NOTE – Dans la transcription des réponses fournies aux questions de Ginette Lamarche, nous avons respecté la syntaxe et le choix des mots des répondants.
0:00 Michel Désautels
Plusieurs mariages collectifs se sont tenus dans la bande de Gaza en Palestine depuis janvier dernier. Ces mariages organisés, financés par les autorités locales visent à intégrer les ex-prisonniers dans la société.
Plusieurs Palestiniens qui ont été libérés par les autorités israéliennes en octobre dernier ont pu convoler en juste noce grâce à l’aide soit du Hamas, du Jihad islamique ou encore de l’Autorité palestinienne.

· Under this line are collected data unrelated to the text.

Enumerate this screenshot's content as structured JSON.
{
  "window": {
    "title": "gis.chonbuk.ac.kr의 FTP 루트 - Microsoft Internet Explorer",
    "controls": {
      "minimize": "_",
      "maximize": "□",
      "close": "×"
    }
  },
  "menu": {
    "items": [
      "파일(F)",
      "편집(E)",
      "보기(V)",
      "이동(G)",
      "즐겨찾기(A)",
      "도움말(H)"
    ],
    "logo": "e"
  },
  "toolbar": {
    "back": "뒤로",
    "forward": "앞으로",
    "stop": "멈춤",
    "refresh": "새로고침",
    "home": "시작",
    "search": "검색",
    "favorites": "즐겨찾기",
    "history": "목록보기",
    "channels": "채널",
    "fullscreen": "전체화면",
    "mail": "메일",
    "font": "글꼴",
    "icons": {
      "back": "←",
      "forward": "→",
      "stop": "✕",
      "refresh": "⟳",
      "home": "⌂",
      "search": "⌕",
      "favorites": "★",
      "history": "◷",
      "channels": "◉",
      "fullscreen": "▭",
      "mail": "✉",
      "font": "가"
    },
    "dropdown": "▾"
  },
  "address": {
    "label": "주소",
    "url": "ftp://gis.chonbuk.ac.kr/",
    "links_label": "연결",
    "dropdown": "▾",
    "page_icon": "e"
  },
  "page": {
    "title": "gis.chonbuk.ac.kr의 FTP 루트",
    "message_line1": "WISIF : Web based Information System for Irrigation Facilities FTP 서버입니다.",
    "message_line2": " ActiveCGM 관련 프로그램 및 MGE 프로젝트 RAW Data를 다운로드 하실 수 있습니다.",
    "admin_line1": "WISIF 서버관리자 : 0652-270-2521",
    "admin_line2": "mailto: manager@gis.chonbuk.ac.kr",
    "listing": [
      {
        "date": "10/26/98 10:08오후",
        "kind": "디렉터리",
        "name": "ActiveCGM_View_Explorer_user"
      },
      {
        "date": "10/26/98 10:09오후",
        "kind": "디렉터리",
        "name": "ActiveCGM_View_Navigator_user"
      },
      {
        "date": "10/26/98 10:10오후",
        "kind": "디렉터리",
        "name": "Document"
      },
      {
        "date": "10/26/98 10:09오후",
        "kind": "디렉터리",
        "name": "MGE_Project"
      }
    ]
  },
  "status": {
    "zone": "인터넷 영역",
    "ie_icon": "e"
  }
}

Notre correspondante au Moyen-Orient, Ginette Lamarche, nous a fait parvenir le témoignage d’un couple qui a pu bénéficier de ce type de mariage assez singulier à Gaza.
00:37 Ginette Lamarche
Anoud et Fatma ont uni leur destin le 15 mars dernier dans le centre communautaire de Gaza. Une trentaine de mariés assistaient à la cérémonie, accompagnés de leurs frères et des dignitaires du Hamas. Ici, Anoud partage son émotion en chantant avec les siens.
00:60 Ginette Lamarche
Fatma a 20 ans. Elle est originaire de Naplouse en Cisjordanie. Pour venir se marier à Gaza, elle a dû faire un long détour par l’Égypte. Elle nous raconte comment elle a rencontré Anoud.
1:12 Fatma (un traducteur masculin traduit pour elle)
Ça a commencé… Ses parents qui sont venus me voir et au début c’était difficile parce que le fait de venir à Gaza pour moi c’était un problème mais quand j’ai commencé à parler avec lui sur internet et par téléphone, ça m’a soulagée un peu et j’ai pris la décision de se marier, de venir à Gaza.
1:32 Ginette Lamarche
Anoud aussi est originaire de Naplouse en Cisjordanie. Il a 35 ans. Il a passé les douze dernières années de sa vie en prison. Il a été libéré en octobre dernier mais il doit maintenant rester à Gaza. Il remercie le Hamas de lui avoir donné la possibilité de se marier avec quelques-uns de ses compagnons de cellule.
1:54 Anoud
J’ai fêté mon mariage avec ceux que j’ai participé avec eux des moments très difficiles à la prison et donc on a participé le chagrin, on a participé la tristesse et je voulais très bien participer avec eux à la joie et pour moi c’était une joie double parce que ces gens-là, quand j’étais avec eux à la prison on rêvait de sortir et on voulait se marier et on est arrivé à réaliser ce rêve et c’est pour ça que pour moi se marier avec eux c’était la grande joie pour moi.
2:24 Ginette Lamarche
Anoud ne cache pas que c’est aussi pour des raisons économiques qu’il s’est marié collectivement.
2:33 Anoud
Moi, en tant que prisonnier qui vient de sortir des prisons de l’occupation et en même temps je suis loin de ma famille, de mon village et donc j’ai pris en considération le côté financier.
2:51 Ginette Lamarche
Dans ces mariages collectifs, seuls les hommes assistent à la cérémonie. Les femmes sont exclues de leur propre mariage. Fatma a accepté de bon cœur cette exclusion.
3:04 Fatma
J’étais très contente, j’étais avec mon mari, avec mon cœur. J’étais tout le temps avec lui et moi j’ai déjà fait deux petites fêtes dans mon village avant de venir ici et j’ai fait une ici quand je suis arrivée à Gaza.
3:21 Ginette Lamarche
Les conditions économiques difficiles, l’impossibilité de circuler librement hors de Gaza rendent ces mariages collectifs de plus en plus attrayants.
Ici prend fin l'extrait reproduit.